HB6 in Ohio Highlights Need for New Green Investment Tools

This post originally appeared on the site of CGC’s campaign for a federal Green Bank.

At the end of July, Ohio House Bill 6 was signed into law by Republican governor Mike DeWine. While HB6 is undeniably a step backwards for renewable energy in Ohio, it shines a new light on the role of the Green Banks movement in lowering consumer costs and increasing clean energy investment across the country. In fact, Ohio may soon be home to one of the newest additions to the Green Bank movement, as Cuyahoga County has begun taking initiative to explore the creation of a Green Bank.

The bill HB6, seen by many as a bailout for a set of non-competitive generation facilities including two nuclear plants and a pair of large coal units, will also reduce Ohio’s renewable energy and energy efficiency standards. The Renewable Portfolio Standard (RPS) in Ohio, previously requiring 12.5% renewable power by 2026, was reduced to require a mere 8.5% renewable power by 2026 without a solar carve-out.

Part of the way RPS policies work to incentivize clean energy at the state level is that they allow renewable energy projects to generate renewable energy credits (RECs) for each unit of power they produce and sell those credits on an established market. The revenue they receive from REC sales helps improve the project economics. In Ohio, the reduction of RPS standards led to the almost immediate collapse of the state’s REC market, which had been recovering steadily over the past year. After the bill’s passage, RECs in the state lost 80% of their value, striking a major blow to the economics of renewable energy projects in Ohio, where many solar, wind, and efficiency projects already struggle to develop.

Green Banks’ role is to improve the economics of renewable energy projects by lowering their cost of capital, a function that takes on even greater importance in markets that experience this type of setback. The financial tools and offerings provided by Green Banks can make the difference that allows private investors to put capital into a project and get it off the ground.

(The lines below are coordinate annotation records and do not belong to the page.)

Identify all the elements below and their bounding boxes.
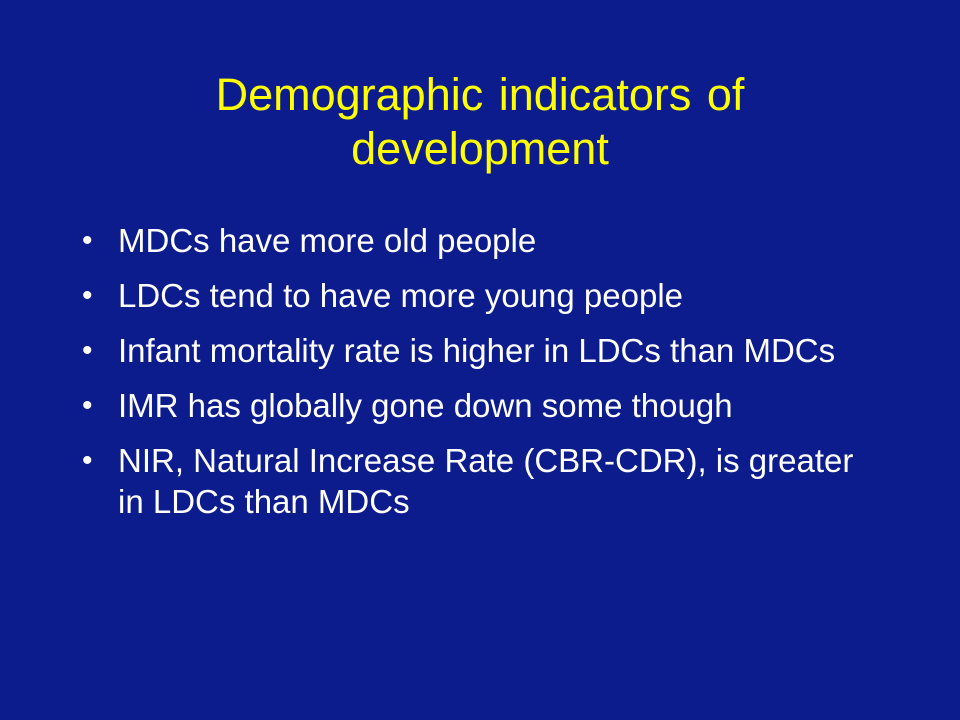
bullet-icon: • xyxy=(82,279,93,312)
bullet-text: MDCs have more old people xyxy=(118,222,537,259)
bullet-item: • NIR, Natural Increase Rate (CBR-CDR), … xyxy=(82,440,882,522)
slide-title: Demographic indicators of development xyxy=(215,69,745,174)
bullet-text: Infant mortality rate is higher in LDCs … xyxy=(118,332,836,369)
bullet-icon: • xyxy=(82,389,93,422)
bullet-item: • MDCs have more old people xyxy=(82,220,882,261)
bullet-item: • IMR has globally gone down some though xyxy=(82,385,882,426)
bullet-item: • Infant mortality rate is higher in LDC… xyxy=(82,330,882,371)
bullet-text: IMR has globally gone down some though xyxy=(118,387,733,424)
bullet-text: LDCs tend to have more young people xyxy=(118,277,684,314)
bullet-text: NIR, Natural Increase Rate (CBR-CDR), is… xyxy=(118,442,854,520)
bullet-icon: • xyxy=(82,334,93,367)
bullet-item: • LDCs tend to have more young people xyxy=(82,275,882,316)
bullet-list: • MDCs have more old people • LDCs tend … xyxy=(82,220,882,536)
bullet-icon: • xyxy=(82,224,93,257)
bullet-icon: • xyxy=(82,444,93,477)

The debate over HB6 also highlights Green Banks’ role in lowering consumer costs. HB6 explicitly raises energy costs, adding surcharges to customer bills which will transfer about $200 million per year directly from ratepayers to the non-competitive generating facilities. Proponents and detractors of the bill have debated whether this cost is offset by the “savings” of slashing the state’s RPS, but in either case the bill uses ratepayer dollars to subsidize non-competitive generation. Green Banks are focused on the exact opposite: investing in competitive projects that can match or undercut grid power on price. Once up and running, these projects save money directly for families and provide low-cost power to the grid.

HB6 is a setback for renewable energy, but the US can’t afford to slow down investment. Fourteen state and local Green Bank institutions across the US have built up a track record of success, mobilizing more than three private dollars for each public dollar invested for a total of over $3.6 billion in investment. The National Climate Bank bill introduced in the Senate would provide an unprecedented new source of funding to state and local institutions, while also directly handling large-scale projects that require a greater scope. Cuyahoga County is just one of the latest to take a decisive step down the path to attracting the benefits of the clean energy economy, and joining a larger movement accelerating the clean energy transition.